Crianças de apenas sete anos na Noruega e em Wisconsin, nos Estados Unidos, compartilham um desejo comum ao serem questionadas sobre o futuro: a aspiração de se tornarem influenciadores digitais. Em vez de profissões tradicionais, muitos desenham logos de plataformas como YouTube e TikTok, justificando a escolha pela promessa de dinheiro fácil e fama. Segundo reportagem da Fortune, essa tendência reflete uma mudança profunda na forma como as novas gerações percebem o sucesso profissional e o mercado de trabalho.

O fenômeno não é apenas uma curiosidade infantil, mas um dado estrutural. Entre 2021 e 2024, pesquisas com estudantes do ensino fundamental ao médio revelaram que mais de 60% dos entrevistados baseiam suas aspirações de carreira no que consomem nas redes sociais. A influência digital, nesse contexto, perde apenas para o círculo imediato de familiares e amigos, superando amplamente as orientações formais recebidas dentro das instituições de ensino.

O abismo entre a sala de aula e a tela

A educação profissional contemporânea enfrenta um desafio de relevância. Muitos sistemas escolares implementaram planos de carreira obrigatórios que dependem de questionários online criados antes da hegemonia das redes sociais. Esses testes, frequentemente vistos pelos alunos como redundantes ou irrelevantes, sugerem caminhos tradicionais como eletricista ou contador, ignorando a economia dos criadores de conteúdo que domina o imaginário juvenil.

Estudantes relatam frustração com a falta de personalização desses programas. Uma jovem de 17 anos, já admitida em um curso de enfermagem, descreveu o teste de orientação vocacional da escola como uma perda de tempo, após o sistema sugerir que ela se tornasse caminhoneira. Essa desconexão reforça a percepção de que a escola não compreende as aspirações modernas, empurrando os jovens para modelos de sucesso que, na prática, são exceções estatísticas.

A economia da atenção como bússola vocacional

O desejo de ser influenciador funciona como uma resposta direta à visibilidade que esses profissionais possuem. Diferente das carreiras tradicionais, onde o processo de ascensão é muitas vezes invisível, a vida de um criador de conteúdo é performada publicamente. Isso cria uma ilusão de acessibilidade e riqueza que, embora atraente, esconde uma realidade econômica severa: quase metade dos criadores de conteúdo online fatura menos de 15 mil dólares anuais.

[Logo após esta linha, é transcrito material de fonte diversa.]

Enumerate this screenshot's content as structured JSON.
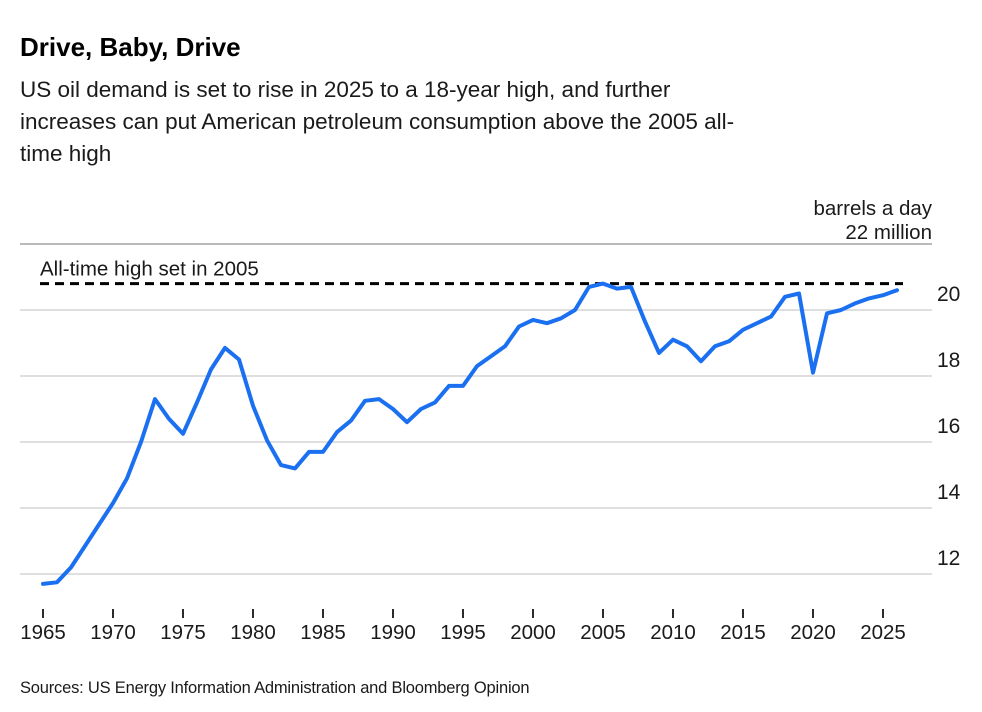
{
  "header": {
    "title": "Drive, Baby, Drive",
    "subtitle_lines": [
      "US oil demand is set to rise in 2025 to a 18-year high, and further",
      "increases can put American petroleum consumption above the 2005 all-",
      "time high"
    ]
  },
  "footer": {
    "sources": "Sources: US Energy Information Administration and Bloomberg Opinion"
  },
  "colors": {
    "line": "#1a70f0",
    "top_rule": "#a3a3a3",
    "gridline": "#cccccc",
    "dashed_line": "#000000",
    "tick": "#2b2b2b",
    "text": "#1a1a1a"
  },
  "chart_data": {
    "type": "line",
    "title": "Drive, Baby, Drive",
    "unit_labels": [
      "barrels a day",
      "22 million"
    ],
    "ylabel": "barrels a day, million",
    "xlabel": "",
    "ylim": [
      11,
      22
    ],
    "xlim": [
      1963.4,
      2028.6
    ],
    "grid": "horizontal",
    "legend_position": "none",
    "gridline_values": [
      22,
      20,
      18,
      16,
      14,
      12
    ],
    "y_tick_labels": [
      20,
      18,
      16,
      14,
      12
    ],
    "x_tick_labels": [
      1965,
      1970,
      1975,
      1980,
      1985,
      1990,
      1995,
      2000,
      2005,
      2010,
      2015,
      2020,
      2025
    ],
    "annotation": {
      "label": "All-time high set in 2005",
      "value": 20.8,
      "style": "dashed-horizontal-line"
    },
    "series": [
      {
        "name": "US oil demand (million barrels a day)",
        "x": [
          1965,
          1966,
          1967,
          1968,
          1969,
          1970,
          1971,
          1972,
          1973,
          1974,
          1975,
          1976,
          1977,
          1978,
          1979,
          1980,
          1981,
          1982,
          1983,
          1984,
          1985,
          1986,
          1987,
          1988,
          1989,
          1990,
          1991,
          1992,
          1993,
          1994,
          1995,
          1996,
          1997,
          1998,
          1999,
          2000,
          2001,
          2002,
          2003,
          2004,
          2005,
          2006,
          2007,
          2008,
          2009,
          2010,
          2011,
          2012,
          2013,
          2014,
          2015,
          2016,
          2017,
          2018,
          2019,
          2020,
          2021,
          2022,
          2023,
          2024,
          2025,
          2026
        ],
        "values": [
          11.7,
          11.75,
          12.2,
          12.85,
          13.5,
          14.15,
          14.9,
          16.0,
          17.3,
          16.7,
          16.25,
          17.2,
          18.2,
          18.85,
          18.5,
          17.1,
          16.05,
          15.3,
          15.2,
          15.7,
          15.7,
          16.3,
          16.65,
          17.25,
          17.3,
          17.0,
          16.6,
          17.0,
          17.2,
          17.7,
          17.7,
          18.3,
          18.6,
          18.9,
          19.5,
          19.7,
          19.6,
          19.75,
          20.0,
          20.7,
          20.8,
          20.65,
          20.7,
          19.65,
          18.7,
          19.1,
          18.9,
          18.45,
          18.9,
          19.05,
          19.4,
          19.6,
          19.8,
          20.4,
          20.5,
          18.1,
          19.9,
          20.0,
          20.2,
          20.35,
          20.45,
          20.6
        ]
      }
    ]
  }
}
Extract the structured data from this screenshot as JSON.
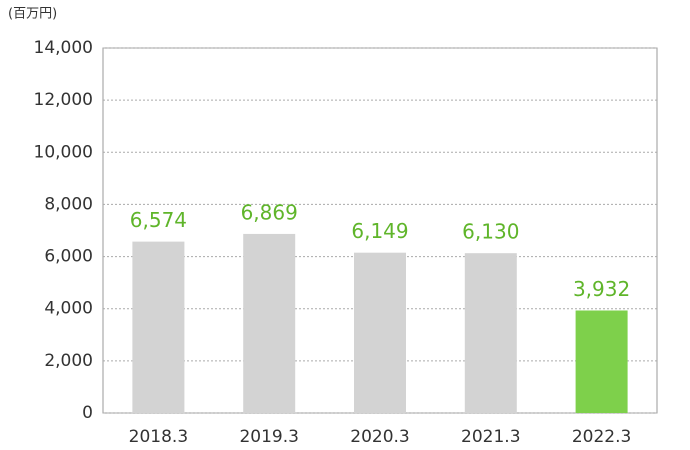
{
  "chart_data": {
    "type": "bar",
    "unit_label": "(百万円)",
    "categories": [
      "2018.3",
      "2019.3",
      "2020.3",
      "2021.3",
      "2022.3"
    ],
    "values": [
      6574,
      6869,
      6149,
      6130,
      3932
    ],
    "value_labels": [
      "6,574",
      "6,869",
      "6,149",
      "6,130",
      "3,932"
    ],
    "colors": [
      "#d3d3d3",
      "#d3d3d3",
      "#d3d3d3",
      "#d3d3d3",
      "#7ed04b"
    ],
    "ylim": [
      0,
      14000
    ],
    "yticks": [
      0,
      {
        "value": 2000,
        "label": "2,000"
      },
      {
        "value": 4000,
        "label": "4,000"
      },
      {
        "value": 6000,
        "label": "6,000"
      },
      {
        "value": 8000,
        "label": "8,000"
      },
      {
        "value": 10000,
        "label": "10,000"
      },
      {
        "value": 12000,
        "label": "12,000"
      },
      {
        "value": 14000,
        "label": "14,000"
      }
    ],
    "grid": true
  }
}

O mecanismo de incentivo aqui é puramente aspiracional. Ao observar figuras públicas que monetizam a própria vida, a criança projeta um futuro onde o sucesso é medido pela atenção recebida. Para muitos, a ideia de ser influenciador é abstrata, sem uma compreensão clara do trabalho necessário, mas é o único modelo de carreira que eles veem ser validado diariamente em suas telas.

Implicações para o ecossistema educacional

A tensão entre a influência digital e a orientação escolar exige uma reavaliação dos métodos pedagógicos. Se o objetivo da educação profissional é preparar o aluno para a realidade, ignorar o papel das redes sociais é um erro estratégico. Escolas que ignoram esse interesse perdem a oportunidade de ensinar literacia midiática, empreendedorismo real e a gestão da própria imagem digital.

No Brasil, onde o consumo de redes sociais é um dos maiores do mundo, o cenário é potencialmente mais acentuado. O desafio para educadores e famílias não é combater o sonho de ser influenciador, mas ajudar os jovens a entenderem a mecânica econômica por trás da fama. Tratar o desejo como uma fase passageira é ignorar que, para essa geração, a plataforma digital é o seu ambiente de trabalho primário.

O futuro da orientação profissional

A grande questão que permanece é como as escolas podem se tornar relevantes novamente em um mundo onde a informação e a inspiração vêm de algoritmos. O descompasso atual sugere que a orientação vocacional precisa ser mais dinâmica, incorporando conversas reais com profissionais de diversos setores e menos dependência de softwares de triagem.

Observar como esses jovens evoluem em suas escolhas à medida que amadurecem será fundamental. Enquanto a escola não oferecer uma alternativa que seja tão engajadora quanto a promessa do mundo digital, o gap entre o planejamento educacional e o desejo do estudante continuará a crescer. A pergunta para os próximos anos não é apenas o que as crianças querem ser, mas quem as ajudará a entender o custo real de suas ambições.